5/31/2006

Waxed Paper Chase

Reading about Grant Miller's horrible childhood ordeal by finger painting, I was reminded of a similar incident from my kindergarten days.

We were given old crayons. We were told to pick off any paper that might be left on them. I remember feeling a bit sad that some of these crayons might still be clinging to the hope that there was life left in their nubby little selves.

We were then told to use the blades of our scissors to run down the sides of the crayons to create shavings.

The teacher then described that when we had several colors of shavings, we would arrange them on pieces of paper.

She demonstrated that the paper would be folded in half and she would then help us use a hot iron to go over the sheet. We'd be left with a symmetrical design of sorts we could take home and cherish. Crayonblots.

Everyone seemed game for this but me. I let the teacher know immediately I was having no part of it. I thought it was stupid and I wasn't doing it. She spent some time trying to convince me but when she realized I meant what I said, she sent me to the corner.

The project proceeded. The rest of the kids made some truly amazing blobs of shit. When they were done, the teacher came over and said something like don't you wish you'd done one now? I told her to go fuck herself and that was that.

Flash forward a few years and I became obsessed with making candles. I'd melt down old ones to try and make new ones. My brothers enjoyed teasing me by calling me Parafino, a nickname I secretly loved because of it's Spiderman affiliation.

After ruining a few of my mother's pots including a double boiler she used to make boiled icing and other concoctions in, the folks brought me home my very own fully functional second hand stove which they set up in the basement for my candle making escapades.

I couldn't have been more than 12 years old and they bought me a stove. Wouldn't it have been easier to buy me a pot until the obsession turned to something else?

The candle making fun lasted a while and then I got really good at doing hot knives downstairs with my friends.

12 comments:

Reese said...

Have you ever thought about opening a store that sells scented candles, Dale?

Just kidding.

Dale said...

You laugh but wait until I've perfected my I Smell Burnt Toast candle!

Tanya Espanya said...

I don't remember receiving any homemade candles...Anyway, thanks for giving me yet another site to read (Grant Miller)and keep me from pursuing my dream of writing for a living.

Dale said...

Tanya, I live to cripple you in every way. Glad to hear it's working!!

Get writing you boob.

Bre said...

I myself never had this problem... probably because I "listened carefully" and "followed directions."

it worked for me ;)

Grant Miller said...

Thanks for the Link Dale! I intend to add a bunch more links after my DSL gets going again. We should start a support group for adult children of horrible art projects.

chelene said...

Good for you that you refused to participate. That is the lamest project I've ever heard of. It sounds like something she made up on the spot.

But "crayonblots" made me laugh.

Dale said...

Shouldn't we be the judge of whether it worked or not Bre? I'm glad you were a listener though. Me? I'm not even listening now.
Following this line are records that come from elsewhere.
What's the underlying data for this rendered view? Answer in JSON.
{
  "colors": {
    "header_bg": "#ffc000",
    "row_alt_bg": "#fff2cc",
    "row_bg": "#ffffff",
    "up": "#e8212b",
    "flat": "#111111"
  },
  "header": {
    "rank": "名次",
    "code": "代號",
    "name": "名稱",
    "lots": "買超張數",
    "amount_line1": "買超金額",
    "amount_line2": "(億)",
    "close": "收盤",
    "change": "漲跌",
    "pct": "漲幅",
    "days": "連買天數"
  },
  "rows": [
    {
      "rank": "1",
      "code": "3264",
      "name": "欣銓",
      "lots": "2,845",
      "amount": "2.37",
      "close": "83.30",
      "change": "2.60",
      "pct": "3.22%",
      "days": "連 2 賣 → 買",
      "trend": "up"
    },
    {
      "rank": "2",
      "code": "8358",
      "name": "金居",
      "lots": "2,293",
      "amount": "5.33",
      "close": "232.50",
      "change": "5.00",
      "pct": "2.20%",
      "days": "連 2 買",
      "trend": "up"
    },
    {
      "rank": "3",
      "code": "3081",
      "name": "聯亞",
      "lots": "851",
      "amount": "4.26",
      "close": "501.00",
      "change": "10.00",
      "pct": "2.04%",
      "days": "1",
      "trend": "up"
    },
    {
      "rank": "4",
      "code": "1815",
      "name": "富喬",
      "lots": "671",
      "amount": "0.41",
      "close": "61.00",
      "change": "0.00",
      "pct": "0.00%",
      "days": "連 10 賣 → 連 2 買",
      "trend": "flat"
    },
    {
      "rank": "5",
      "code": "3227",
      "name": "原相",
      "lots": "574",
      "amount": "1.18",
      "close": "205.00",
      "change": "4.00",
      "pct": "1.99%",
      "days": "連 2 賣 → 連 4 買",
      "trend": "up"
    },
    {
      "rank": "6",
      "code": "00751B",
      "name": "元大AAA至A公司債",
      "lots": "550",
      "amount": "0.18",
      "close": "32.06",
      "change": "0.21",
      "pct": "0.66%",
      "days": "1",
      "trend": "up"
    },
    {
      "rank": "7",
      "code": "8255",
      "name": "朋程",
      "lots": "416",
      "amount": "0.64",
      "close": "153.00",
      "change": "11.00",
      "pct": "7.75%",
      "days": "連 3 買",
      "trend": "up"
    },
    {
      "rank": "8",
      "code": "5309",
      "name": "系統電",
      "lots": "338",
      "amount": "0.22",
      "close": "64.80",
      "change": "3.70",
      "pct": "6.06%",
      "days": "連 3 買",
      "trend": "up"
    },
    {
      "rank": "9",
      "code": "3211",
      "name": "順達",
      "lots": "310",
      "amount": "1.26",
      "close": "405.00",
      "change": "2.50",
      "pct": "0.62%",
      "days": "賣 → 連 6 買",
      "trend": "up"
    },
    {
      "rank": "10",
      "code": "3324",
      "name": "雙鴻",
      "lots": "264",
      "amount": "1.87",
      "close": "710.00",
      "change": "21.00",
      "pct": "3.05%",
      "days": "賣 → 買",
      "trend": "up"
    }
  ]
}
Hello Mr. Miller - I'm enjoying your site a lot. Especially the open thread support group that's mobilizing around you.

Chelene - Although lame, I looked it up and it seems to have been a project others were forced into to and not just a dream I had. There were however safer ways to do it. I'm always glad when you laugh. Hot knife?

justacoolcat said...

Do tell about this "hot knife" . . .

Dale said...

Did I say hot knife coolcat? I meant doing macrame.

Holly said...

I have this friend who keeps talking about how he wants to have people over so he can have "craft night": we'll make collages and maybe stencil t-shirts and glue macaroni to tin cans. He is a grown man with a PhD and he talks about craft night as if it's the ultimate in hip adult entertainment. I actually like a number of crafts and think it might be fun to work with someone else on them, but I don't think crafting is one of those activities you should expect others to join you in: OK, you might somehow like mowing the lawn, but you don't invite your friends over for a gardening evening. If they volunteer that's a different matter, but you don't ask.
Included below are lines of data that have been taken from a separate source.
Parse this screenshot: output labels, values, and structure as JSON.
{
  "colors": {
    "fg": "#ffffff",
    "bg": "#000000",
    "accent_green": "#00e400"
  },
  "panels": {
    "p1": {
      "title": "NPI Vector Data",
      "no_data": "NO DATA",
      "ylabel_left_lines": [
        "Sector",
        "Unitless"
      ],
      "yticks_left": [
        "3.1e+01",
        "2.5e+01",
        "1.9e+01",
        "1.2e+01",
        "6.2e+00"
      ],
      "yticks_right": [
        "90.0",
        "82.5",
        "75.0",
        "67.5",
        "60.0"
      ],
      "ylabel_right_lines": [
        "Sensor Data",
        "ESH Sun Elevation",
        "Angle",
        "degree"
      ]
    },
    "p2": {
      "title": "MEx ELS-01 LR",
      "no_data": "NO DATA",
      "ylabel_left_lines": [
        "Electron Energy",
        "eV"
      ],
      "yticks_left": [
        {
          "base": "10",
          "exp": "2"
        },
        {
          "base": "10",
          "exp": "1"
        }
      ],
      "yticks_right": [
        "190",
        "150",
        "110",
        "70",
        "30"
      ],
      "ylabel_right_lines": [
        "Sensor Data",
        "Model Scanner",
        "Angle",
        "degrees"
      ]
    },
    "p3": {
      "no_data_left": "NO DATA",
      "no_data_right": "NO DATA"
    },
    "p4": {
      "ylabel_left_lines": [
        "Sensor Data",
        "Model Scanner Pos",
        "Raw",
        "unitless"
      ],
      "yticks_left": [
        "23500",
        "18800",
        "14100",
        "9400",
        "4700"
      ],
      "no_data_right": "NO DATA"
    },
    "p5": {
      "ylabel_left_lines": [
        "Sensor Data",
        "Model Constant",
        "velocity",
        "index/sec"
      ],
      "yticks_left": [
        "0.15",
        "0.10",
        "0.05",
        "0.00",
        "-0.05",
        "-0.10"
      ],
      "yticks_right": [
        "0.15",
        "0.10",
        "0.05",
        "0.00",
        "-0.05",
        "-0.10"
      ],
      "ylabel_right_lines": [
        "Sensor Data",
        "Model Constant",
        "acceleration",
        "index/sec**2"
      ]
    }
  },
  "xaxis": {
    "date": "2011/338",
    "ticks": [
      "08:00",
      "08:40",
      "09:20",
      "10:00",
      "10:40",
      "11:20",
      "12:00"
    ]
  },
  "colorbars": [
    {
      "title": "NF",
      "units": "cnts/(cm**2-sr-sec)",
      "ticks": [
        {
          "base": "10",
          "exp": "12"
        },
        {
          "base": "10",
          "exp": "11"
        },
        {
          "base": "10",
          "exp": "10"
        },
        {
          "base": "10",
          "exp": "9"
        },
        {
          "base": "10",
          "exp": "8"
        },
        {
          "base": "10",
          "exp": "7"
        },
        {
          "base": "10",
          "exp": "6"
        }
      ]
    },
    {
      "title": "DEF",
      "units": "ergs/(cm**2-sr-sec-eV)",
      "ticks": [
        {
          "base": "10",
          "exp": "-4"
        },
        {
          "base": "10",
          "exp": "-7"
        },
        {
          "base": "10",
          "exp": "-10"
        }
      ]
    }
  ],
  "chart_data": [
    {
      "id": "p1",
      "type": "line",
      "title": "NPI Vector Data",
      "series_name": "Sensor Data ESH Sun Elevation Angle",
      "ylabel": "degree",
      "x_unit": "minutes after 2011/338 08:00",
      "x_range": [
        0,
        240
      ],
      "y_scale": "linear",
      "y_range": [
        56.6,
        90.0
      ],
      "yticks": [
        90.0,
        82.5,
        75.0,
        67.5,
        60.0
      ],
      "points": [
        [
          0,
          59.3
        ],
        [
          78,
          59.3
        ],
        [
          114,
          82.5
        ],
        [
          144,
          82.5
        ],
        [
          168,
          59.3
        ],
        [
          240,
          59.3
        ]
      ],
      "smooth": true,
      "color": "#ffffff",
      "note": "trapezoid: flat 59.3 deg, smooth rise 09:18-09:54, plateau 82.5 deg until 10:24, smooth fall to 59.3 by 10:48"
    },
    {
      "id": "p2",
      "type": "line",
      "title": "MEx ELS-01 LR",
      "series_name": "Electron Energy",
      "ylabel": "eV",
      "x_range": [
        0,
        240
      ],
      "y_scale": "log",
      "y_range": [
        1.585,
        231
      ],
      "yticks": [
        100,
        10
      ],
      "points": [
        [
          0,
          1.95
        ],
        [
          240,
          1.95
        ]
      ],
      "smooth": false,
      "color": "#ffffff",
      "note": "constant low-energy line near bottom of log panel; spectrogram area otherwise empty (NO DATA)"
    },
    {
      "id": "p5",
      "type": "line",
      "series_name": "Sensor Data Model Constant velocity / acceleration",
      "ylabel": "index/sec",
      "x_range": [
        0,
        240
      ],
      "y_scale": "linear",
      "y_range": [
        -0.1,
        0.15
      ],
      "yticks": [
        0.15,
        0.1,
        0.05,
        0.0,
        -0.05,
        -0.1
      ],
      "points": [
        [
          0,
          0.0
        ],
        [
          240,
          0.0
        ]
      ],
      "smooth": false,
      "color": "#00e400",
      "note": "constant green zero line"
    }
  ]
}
The real kicker is that this guy keeps promising the craft night--has been for a year--but he consistently fails to deliver, puts craft night on the calendar, then backs out everytime craft night approaches. I have begun to realize that he's really just a craft-tease, and probably doesn't even own a pot of glue or a decent pair of scissors.

Dale said...

I'm all for helping at a good old fashioned craft-barn raising, that's just good neighboring. But anything beyond that is madness. And do you really want to mix madness and glue?

Craft-tease. There's a store name in there Holly.

I have heard of this craft thing before. In fact, I took a long time to try and be funny about it here a long time ago.